What the Critics Said:
“Director Jon Tracy has earned a well-deserved reputation for his bold adaptations of classics ranging from ‘Animal Farm’ to Homer's ‘Iliad’ and ‘Odyssey.’ This time, in his debut outing with Marin Shakespeare Company, Tracy's taken on "The Tempest."
.…The matchup is thoroughly inventive, often engrossing and at times highly entertaining….
The deposed and exiled Duke Prospero (Robert Parsons) is a scientist - not mad but edgy and a little unhinged - in the electrical wizardry mold.
Sarah Gold's Miranda, far from the usual innocent, obedient daughter, is an angry, rebellious teen, providing some great sparks in an early father-daughter face-off. Ariel has become the Ariel Coil, Prospero's great invention, represented by set designer Nina Ball's huge, buzzing cylindrical gizmo and moving sheds stuffed with period hardware to match the 1900 leather aprons of Abra Berman's costumes.
The Coil controls the Qualities, six deft, top-hatted and goggle-eyed functionaries popping out of trapdoors to contribute humorous stage magic with their robotic movements. But Tracy's biggest change - besides drastically cutting, rearranging and redistributing the text - is turning Caliban from a semi-human denizen of the island to an ‘indigenous scientist.’ Michael Torres' forceful, keen-eyed Caliban is just what Tracy wants for a worthy opponent for Prospero.
[T]he effort is intriguing in many ways, and some moments come alive with engaging originality….This is a remarkably prosaic ‘Tempest.’”

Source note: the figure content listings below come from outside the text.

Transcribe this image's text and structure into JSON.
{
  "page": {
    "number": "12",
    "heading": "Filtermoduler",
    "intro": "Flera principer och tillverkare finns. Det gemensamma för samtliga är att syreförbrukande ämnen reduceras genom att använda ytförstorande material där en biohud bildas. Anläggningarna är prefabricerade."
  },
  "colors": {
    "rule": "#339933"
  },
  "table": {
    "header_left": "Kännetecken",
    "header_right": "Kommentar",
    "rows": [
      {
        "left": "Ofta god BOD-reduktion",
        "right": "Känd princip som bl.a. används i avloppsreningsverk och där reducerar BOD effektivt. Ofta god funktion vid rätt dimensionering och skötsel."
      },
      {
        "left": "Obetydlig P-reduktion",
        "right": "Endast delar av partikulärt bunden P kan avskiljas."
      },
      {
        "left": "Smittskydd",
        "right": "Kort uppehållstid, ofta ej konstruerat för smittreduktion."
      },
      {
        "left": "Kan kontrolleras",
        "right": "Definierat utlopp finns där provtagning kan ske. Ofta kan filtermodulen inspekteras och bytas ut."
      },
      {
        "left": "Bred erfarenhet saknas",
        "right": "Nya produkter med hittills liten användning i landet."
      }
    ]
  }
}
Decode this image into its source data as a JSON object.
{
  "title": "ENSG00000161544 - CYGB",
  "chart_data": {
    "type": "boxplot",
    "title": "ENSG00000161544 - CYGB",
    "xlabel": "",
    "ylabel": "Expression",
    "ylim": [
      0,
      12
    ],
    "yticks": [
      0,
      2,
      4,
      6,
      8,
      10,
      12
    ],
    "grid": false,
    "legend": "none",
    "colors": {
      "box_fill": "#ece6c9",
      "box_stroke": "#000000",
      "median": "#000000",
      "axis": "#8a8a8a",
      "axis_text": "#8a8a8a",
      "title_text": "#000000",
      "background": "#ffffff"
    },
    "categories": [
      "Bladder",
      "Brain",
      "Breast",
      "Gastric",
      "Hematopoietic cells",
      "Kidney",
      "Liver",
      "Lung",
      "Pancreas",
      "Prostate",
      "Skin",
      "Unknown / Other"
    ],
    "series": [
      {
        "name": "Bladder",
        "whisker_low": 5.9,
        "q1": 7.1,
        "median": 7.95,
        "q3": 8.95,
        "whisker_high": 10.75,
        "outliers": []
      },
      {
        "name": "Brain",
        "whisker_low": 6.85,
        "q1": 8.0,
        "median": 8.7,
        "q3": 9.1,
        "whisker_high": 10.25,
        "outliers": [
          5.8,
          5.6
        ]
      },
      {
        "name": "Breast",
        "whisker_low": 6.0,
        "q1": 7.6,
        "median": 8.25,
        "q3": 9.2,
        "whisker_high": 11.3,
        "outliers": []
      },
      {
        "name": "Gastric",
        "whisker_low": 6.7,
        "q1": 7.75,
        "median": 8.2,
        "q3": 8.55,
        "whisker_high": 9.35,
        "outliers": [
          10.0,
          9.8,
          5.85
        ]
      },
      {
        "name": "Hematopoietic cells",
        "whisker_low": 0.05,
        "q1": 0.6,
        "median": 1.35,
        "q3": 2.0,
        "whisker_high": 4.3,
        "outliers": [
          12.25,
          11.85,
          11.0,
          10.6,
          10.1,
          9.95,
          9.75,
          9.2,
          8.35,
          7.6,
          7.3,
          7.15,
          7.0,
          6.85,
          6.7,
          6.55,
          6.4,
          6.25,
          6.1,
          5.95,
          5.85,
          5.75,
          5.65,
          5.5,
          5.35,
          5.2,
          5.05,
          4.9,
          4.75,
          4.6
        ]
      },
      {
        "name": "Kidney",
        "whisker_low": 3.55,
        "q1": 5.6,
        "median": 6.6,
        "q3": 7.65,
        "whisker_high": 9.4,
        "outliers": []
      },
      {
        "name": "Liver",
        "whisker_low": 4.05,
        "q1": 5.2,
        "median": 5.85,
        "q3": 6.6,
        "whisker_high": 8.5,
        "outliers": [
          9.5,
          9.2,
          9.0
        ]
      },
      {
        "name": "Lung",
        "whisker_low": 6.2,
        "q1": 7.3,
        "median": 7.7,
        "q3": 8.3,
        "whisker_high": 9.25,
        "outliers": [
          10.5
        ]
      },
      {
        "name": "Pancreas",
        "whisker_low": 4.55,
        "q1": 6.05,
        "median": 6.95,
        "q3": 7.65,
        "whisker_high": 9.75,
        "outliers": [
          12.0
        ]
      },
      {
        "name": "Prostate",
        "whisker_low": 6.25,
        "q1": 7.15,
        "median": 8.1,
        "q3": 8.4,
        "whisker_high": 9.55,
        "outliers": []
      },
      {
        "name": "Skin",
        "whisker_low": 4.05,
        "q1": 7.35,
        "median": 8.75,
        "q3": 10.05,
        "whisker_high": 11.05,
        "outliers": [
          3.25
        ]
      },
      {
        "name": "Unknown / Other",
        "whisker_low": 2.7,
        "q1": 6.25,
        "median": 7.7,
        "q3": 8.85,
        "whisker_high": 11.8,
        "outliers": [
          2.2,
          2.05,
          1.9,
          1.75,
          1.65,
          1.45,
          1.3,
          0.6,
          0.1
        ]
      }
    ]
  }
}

– Robert Hurwitt, San Francisco Chronicle
“Director Jon Tracy has delightfully set The Tempest in a steampunk inspired Victorian land of imagination. Prospero’s cell does not evoke ceremonial magic ala Dr. Faustus but rather the laboratory of mad Dr. Frankenstein. The magic here is the magic of electricity and science, not demons. But the magic, happily, is intact and the vision is successfully realized.
Robert Parsons’ Prospero is not a powerful magician, but a frightened, angry, socially inept science nerd more at ease with his mechanical devices than he is with any human being. His Ariel is not evoked by prayerful gestures or chants, but is plugged in to some sort of electrical device and moves mechanically. Perhaps I should say Ariels (plural) as Ariel here is manifested as several mechanical seeming creatures who speak simultaneously in hauntingly effective fashion. This is all very difficult to describe but a pleasure to see and hear.
.…for the joy of this visually thrilling production, one is happily willing to suspend disbelief. Mr. Torres’ Caliban is full of confused poetry, passion and ambition, as he should be.
Prospero and Caliban are (rightly) the centerpiece of the production, along with the extraordinary Ariel performed as an ensemble by Silvia Girardi, Maro Guevara, Kimberly Miller, Nesbyth Rieman, Erika Salazar and Jeremy Vik. They are all excellent.
The supporting cast does a fine job of moving the story along and keeping things clear.
As a treat for the senses, this production is a marvelous success….
On its visually thrilling terms, the production is a hands-down winner and I recommend that you attend.”